İnsanlara sivrisinek ısırıklarıyla bulaşan bir Batı Nil Virüsü vakaları dünyanın dört bir yanında görülüyor. Hasta kuşlardan emdikleri kanı insanlara taşıyan sivrisiklerden kaynaklanan hastalıkta, virüsün bulaştığı insanların yaklaşık yüzde 80’inde herhangi bir belirti görülmüyor. Virüsün bulaştığı kişilerin yüzde 20’sindeyse Batı Nil ateşi gözlemleniyor.

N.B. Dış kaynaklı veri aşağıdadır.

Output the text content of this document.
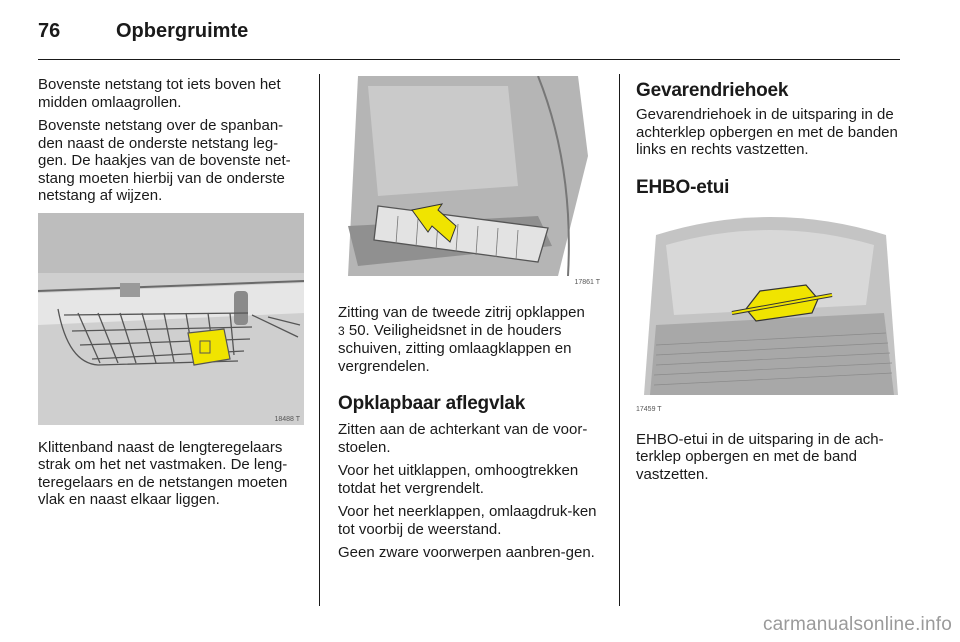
76	Opbergruimte

Bovenste netstang tot iets boven het midden omlaagrollen.

Bovenste netstang over de spanban-den naast de onderste netstang leg-gen. De haakjes van de bovenste net-stang moeten hierbij van de onderste netstang af wijzen.

18488 T

Klittenband naast de lengteregelaars strak om het net vastmaken. De leng-teregelaars en de netstangen moeten vlak en naast elkaar liggen.

17861 T

Zitting van de tweede zitrij opklappen
3 50. Veiligheidsnet in de houders schuiven, zitting omlaagklappen en vergrendelen.

Opklapbaar aflegvlak

Zitten aan de achterkant van de voor-stoelen.

Voor het uitklappen, omhoogtrekken totdat het vergrendelt.

Voor het neerklappen, omlaagdruk-ken tot voorbij de weerstand.

Geen zware voorwerpen aanbren-gen.

Gevarendriehoek

Gevarendriehoek in de uitsparing in de achterklep opbergen en met de banden links en rechts vastzetten.

EHBO-etui
17459 T

EHBO-etui in de uitsparing in de ach-terklep opbergen en met de band vastzetten.

carmanualsonline.info
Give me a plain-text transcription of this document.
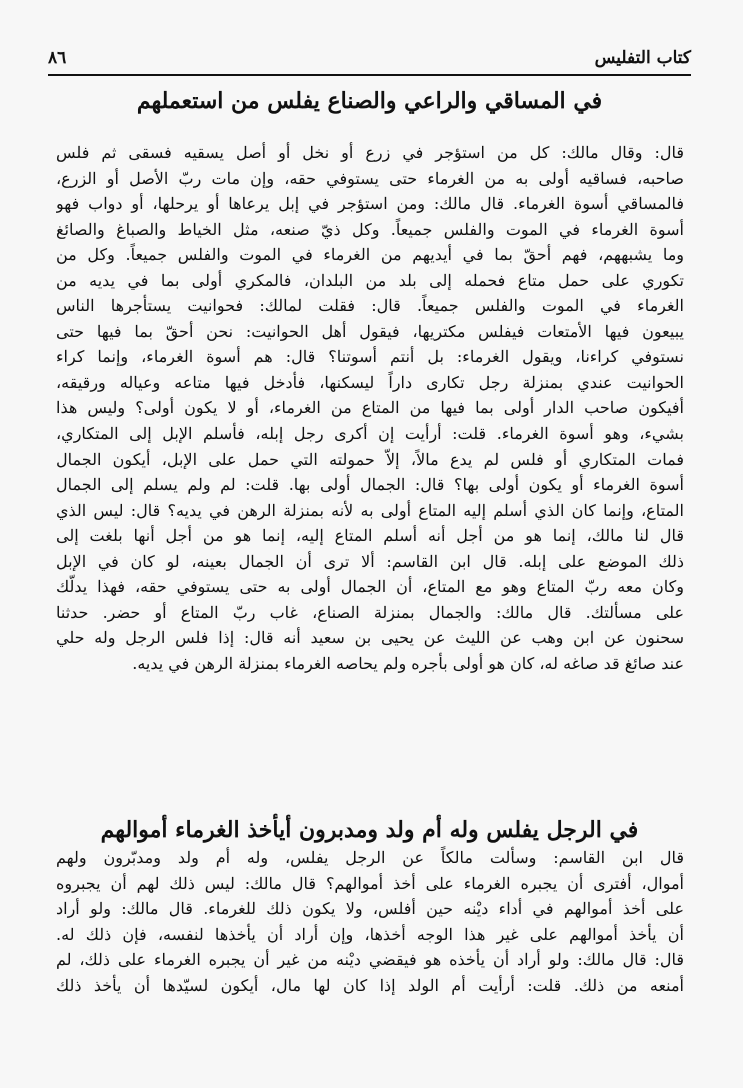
كتاب التفليس
٨٦
في المساقي والراعي والصناع يفلس من استعملهم
قال: وقال مالك: كل من استؤجر في زرع أو نخل أو أصل يسقيه فسقى ثم فلس
صاحبه، فساقيه أولى به من الغرماء حتى يستوفي حقه، وإن مات ربّ الأصل أو الزرع،
فالمساقي أسوة الغرماء. قال مالك: ومن استؤجر في إبل يرعاها أو يرحلها، أو دواب فهو
أسوة الغرماء في الموت والفلس جميعاً. وكل ذيّ صنعه، مثل الخياط والصباغ والصائغ
وما يشبههم، فهم أحقّ بما في أيديهم من الغرماء في الموت والفلس جميعاً. وكل من
تكوري على حمل متاع فحمله إلى بلد من البلدان، فالمكري أولى بما في يديه من
الغرماء في الموت والفلس جميعاً. قال: فقلت لمالك: فحوانيت يستأجرها الناس
يبيعون فيها الأمتعات فيفلس مكتريها، فيقول أهل الحوانيت: نحن أحقّ بما فيها حتى
نستوفي كراءنا، ويقول الغرماء: بل أنتم أسوتنا؟ قال: هم أسوة الغرماء، وإنما كراء
الحوانيت عندي بمنزلة رجل تكارى داراً ليسكنها، فأدخل فيها متاعه وعياله ورقيقه،
أفيكون صاحب الدار أولى بما فيها من المتاع من الغرماء، أو لا يكون أولى؟ وليس هذا
بشيء، وهو أسوة الغرماء. قلت: أرأيت إن أكرى رجل إبله، فأسلم الإبل إلى المتكاري،
فمات المتكاري أو فلس لم يدع مالاً، إلاّ حمولته التي حمل على الإبل، أيكون الجمال
أسوة الغرماء أو يكون أولى بها؟ قال: الجمال أولى بها. قلت: لم ولم يسلم إلى الجمال
المتاع، وإنما كان الذي أسلم إليه المتاع أولى به لأنه بمنزلة الرهن في يديه؟ قال: ليس الذي
قال لنا مالك، إنما هو من أجل أنه أسلم المتاع إليه، إنما هو من أجل أنها بلغت إلى
ذلك الموضع على إبله. قال ابن القاسم: ألا ترى أن الجمال بعينه، لو كان في الإبل
وكان معه ربّ المتاع وهو مع المتاع، أن الجمال أولى به حتى يستوفي حقه، فهذا يدلّك
على مسألتك. قال مالك: والجمال بمنزلة الصناع، غاب ربّ المتاع أو حضر. حدثنا
سحنون عن ابن وهب عن الليث عن يحيى بن سعيد أنه قال: إذا فلس الرجل وله حلي
عند صائغ قد صاغه له، كان هو أولى بأجره ولم يحاصه الغرماء بمنزلة الرهن في يديه.
في الرجل يفلس وله أم ولد ومدبرون أيأخذ الغرماء أموالهم
قال ابن القاسم: وسألت مالكاً عن الرجل يفلس، وله أم ولد ومدبّرون ولهم
أموال، أفترى أن يجبره الغرماء على أخذ أموالهم؟ قال مالك: ليس ذلك لهم أن يجبروه
على أخذ أموالهم في أداء ديْنه حين أفلس، ولا يكون ذلك للغرماء. قال مالك: ولو أراد
أن يأخذ أموالهم على غير هذا الوجه أخذها، وإن أراد أن يأخذها لنفسه، فإن ذلك له.
قال: قال مالك: ولو أراد أن يأخذه هو فيقضي ديْنه من غير أن يجبره الغرماء على ذلك، لم
أمنعه من ذلك. قلت: أرأيت أم الولد إذا كان لها مال، أيكون لسيّدها أن يأخذ ذلك
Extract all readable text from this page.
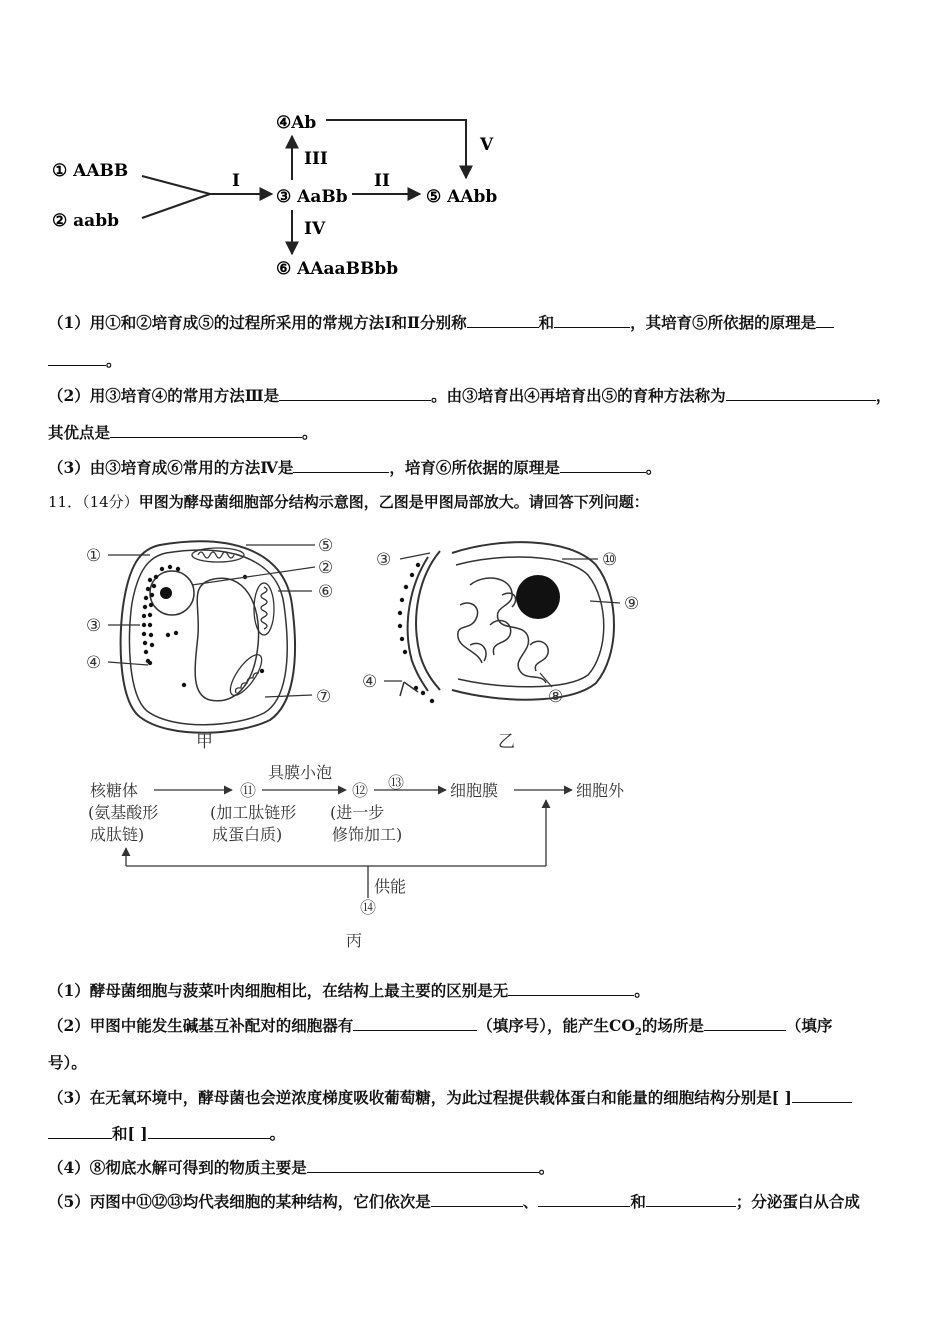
① AABB
② aabb
③ AaBb
④Ab
⑤ AAbb
⑥ AAaaBBbb
I	II
III
IV
V
（1）用①和②培育成⑤的过程所采用的常规方法Ⅰ和Ⅱ分别称	和	，其培育⑤所依据的原理是
。
（2）用③培育④的常用方法Ⅲ是	。由③培育出④再培育出⑤的育种方法称为	，
其优点是	。
（3）由③培育成⑥常用的方法Ⅳ是	，培育⑥所依据的原理是	。
11．（14分）甲图为酵母菌细胞部分结构示意图，乙图是甲图局部放大。请回答下列问题：
①	⑤
②
⑥
③
④
⑦
甲
③	⑩
⑨
④
⑧
乙
核糖体
(氨基酸形
成肽链)
⑪
(加工肽链形
成蛋白质)
具膜小泡
⑫ ⑬
(进一步
修饰加工)
细胞膜	细胞外
供能
⑭
丙
（1）酵母菌细胞与菠菜叶肉细胞相比，在结构上最主要的区别是无	。
（2）甲图中能发生碱基互补配对的细胞器有	（填序号），能产生$CO_2$的场所是	（填序
号）。
（3）在无氧环境中，酵母菌也会逆浓度梯度吸收葡萄糖，为此过程提供载体蛋白和能量的细胞结构分别是[ ]
和[ ]	。
（4）⑧彻底水解可得到的物质主要是	。
（5）丙图中⑪⑫⑬均代表细胞的某种结构，它们依次是	、	和	；分泌蛋白从合成
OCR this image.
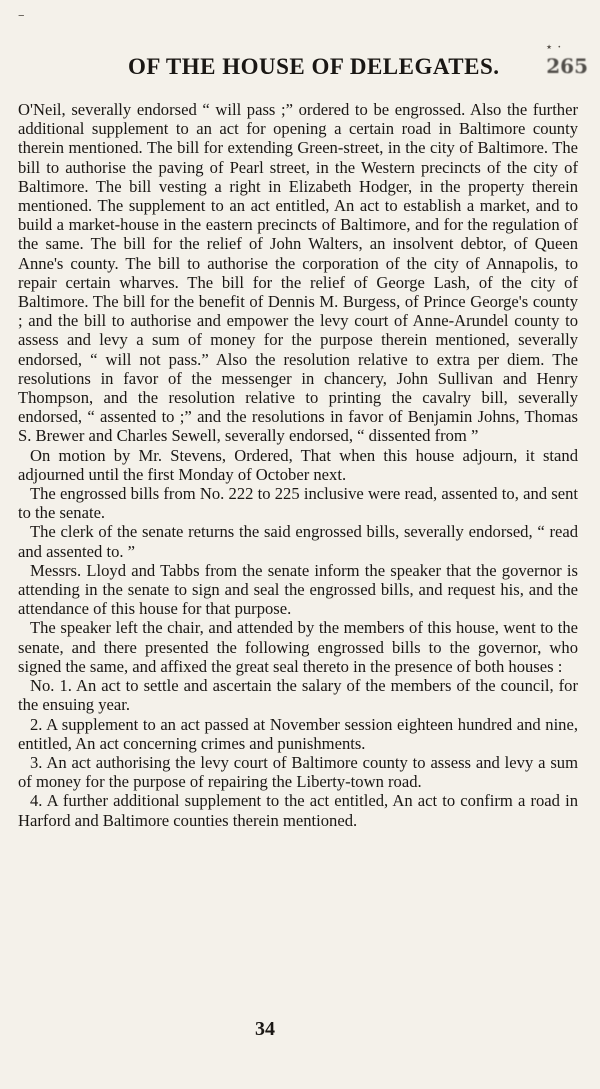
–
⋆ ·
OF THE HOUSE OF DELEGATES. 265

O'Neil, severally endorsed “ will pass ;” ordered to be engrossed. Also the further additional supplement to an act for opening a certain road in Baltimore county therein mentioned. The bill for extending Green-street, in the city of Baltimore. The bill to authorise the paving of Pearl street, in the Western precincts of the city of Baltimore. The bill vesting a right in Elizabeth Hodger, in the property therein mentioned. The supplement to an act entitled, An act to establish a market, and to build a market-house in the eastern precincts of Baltimore, and for the regulation of the same. The bill for the relief of John Walters, an insolvent debtor, of Queen Anne's county. The bill to authorise the corporation of the city of Annapolis, to repair certain wharves. The bill for the relief of George Lash, of the city of Baltimore. The bill for the benefit of Dennis M. Burgess, of Prince George's county ; and the bill to authorise and empower the levy court of Anne-Arundel county to assess and levy a sum of money for the purpose therein mentioned, severally endorsed, “ will not pass.” Also the resolution relative to extra per diem. The resolutions in favor of the messenger in chancery, John Sullivan and Henry Thompson, and the resolution relative to printing the cavalry bill, severally endorsed, “ assented to ;” and the resolutions in favor of Benjamin Johns, Thomas S. Brewer and Charles Sewell, severally endorsed, “ dissented from ”

On motion by Mr. Stevens, Ordered, That when this house adjourn, it stand adjourned until the first Monday of October next.

The engrossed bills from No. 222 to 225 inclusive were read, assented to, and sent to the senate.

The clerk of the senate returns the said engrossed bills, severally endorsed, “ read and assented to. ”

Messrs. Lloyd and Tabbs from the senate inform the speaker that the governor is attending in the senate to sign and seal the engrossed bills, and request his, and the attendance of this house for that purpose.

The speaker left the chair, and attended by the members of this house, went to the senate, and there presented the following engrossed bills to the governor, who signed the same, and affixed the great seal thereto in the presence of both houses :

No. 1. An act to settle and ascertain the salary of the members of the council, for the ensuing year.

2. A supplement to an act passed at November session eighteen hundred and nine, entitled, An act concerning crimes and punishments.

3. An act authorising the levy court of Baltimore county to assess and levy a sum of money for the purpose of repairing the Liberty-town road.

4. A further additional supplement to the act entitled, An act to confirm a road in Harford and Baltimore counties therein mentioned.

34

Belirtileri arasında ateş, baş ağrısı, yorgunluk, vücut ağrıları, mide bulanması, kusma ve nadiren vücutta döküntü ile lenf bezlerinde şişlik var. Hastalığın insanlar için doğrudan tedavisi yok. Ancak enfekte olan kişiler, hastaneye kaldırılarak solunum desteği ve diğer hastalıkların gelişiminin engellenmesi gibi önlemlerle destekleniyor. Batı Nil Virüsü için bir aşı da bulunmuyor.
65 yaş üstü için ölümcül olabilir
İstanbul Üniversitesi Tıp Fakültesi İnfeksiyon Hastalıkları ve Klinik Mikrobiyoloji Anabilim Dalı Öğretim Üyesi Prof. Dr. Serap Şimşek Yavuz, BBC Türkçe’ye yaptığı açıklamada, özellikle 65 yaş üstü ve bağışıklık sistemi baskılanmış kişilerin risk grubunda olduğunu söylüyor. Prof. Dr. Yavuz, hastalığın ölüme neden olabildiğini belirtiyor ve ekliyor: “Hastalığın ülkemizde artık yaygın olarak görüldüğünü, birçok şehirde görülen bir hastalık olduğunu biliyoruz. Çok az bilinen bir hastalık. Ciddiye almamız gerektiğini, çok paydaşlı olarak aynı İstanbul örneğinde olduğu gibi mücadele etmemiz gerektiğini düşünüyorum.”
Hastalığın yoğunlaştığı yerlerle ilgili bilgi veren Koç Üniversitesi İş Bankası Enfeksiyon Hastalıkları Araştırma Merkezi Başkanı Prof. Dr. Önder Ergönül, “Küçükçekmeçe, Büyükçekmeçe, Beylikdüzü, Avcılar gibi yerler yani Avrupa yakası ağırlık kazanıyor. Bu, buralardaki göl ve göletlerdeki sivrisineklerin kümelenmesinden kaynaklı oluyor. Edirne, Kırklareli, Bursa, Adana, Osmaniye, Antakya gibi yerlerden de vakalar bildiriliyor” dedi.
Geçmeyen yüksek ateşe dikkat!
Prof. Dr. Ergönül, “2024’e gelindiğinde bütün Türkiye’de olabilecek en yüksek vaka sayısı var” diyor ve meslektaşlarından edindiği bilgilere dayanarak Haziran ayından başlayan süreçte, İstanbul’da yüze yakın vaka olduğunu tahmin ettiğini belirtiyor.
Prof. Ergönül, hastaneye başvuru konusunda ise “Geçmeye yüksek ateş, baş ağrısı, bilinç bulanıklığı, kol ve bacaklarda uyuşma ve bunları tutamama gibi durumlar olması halinde hemen doktora başvurulması gerekir” diyor.
Hangi önlemler alınabilir?
Prof. Dr. Yavuz, yapılabileceklerle ilgili örnekler verirken, sivrisineklerin evlere girmesini engellemek için pencerelere sineklik takmanın, sivrisinek olan yerlerde uzun kollu giyinmenin ve vücuda sinek kovucu sprey sokmanın öneminden bahsediyor.
Sağlık Bakanlığı Halk Sağlığı Genel Müdürlüğü’nün Nil Virüsü’ne yönelik açıklamasında bunların dışında, sineklerin çok olduğu dönemlerde cibinlik kullanılması; kapalı ortamlarda, hava dolaşımı yaratacak vantilatör, klima gibi cihazlar kullanılması; evlerin yakınlarındaki su birikintilerinin kurutulması; boş saksı ve teneke kutu gibi yerlerde su birikmesinin önlenmesi gibi öneriler bulunuyor.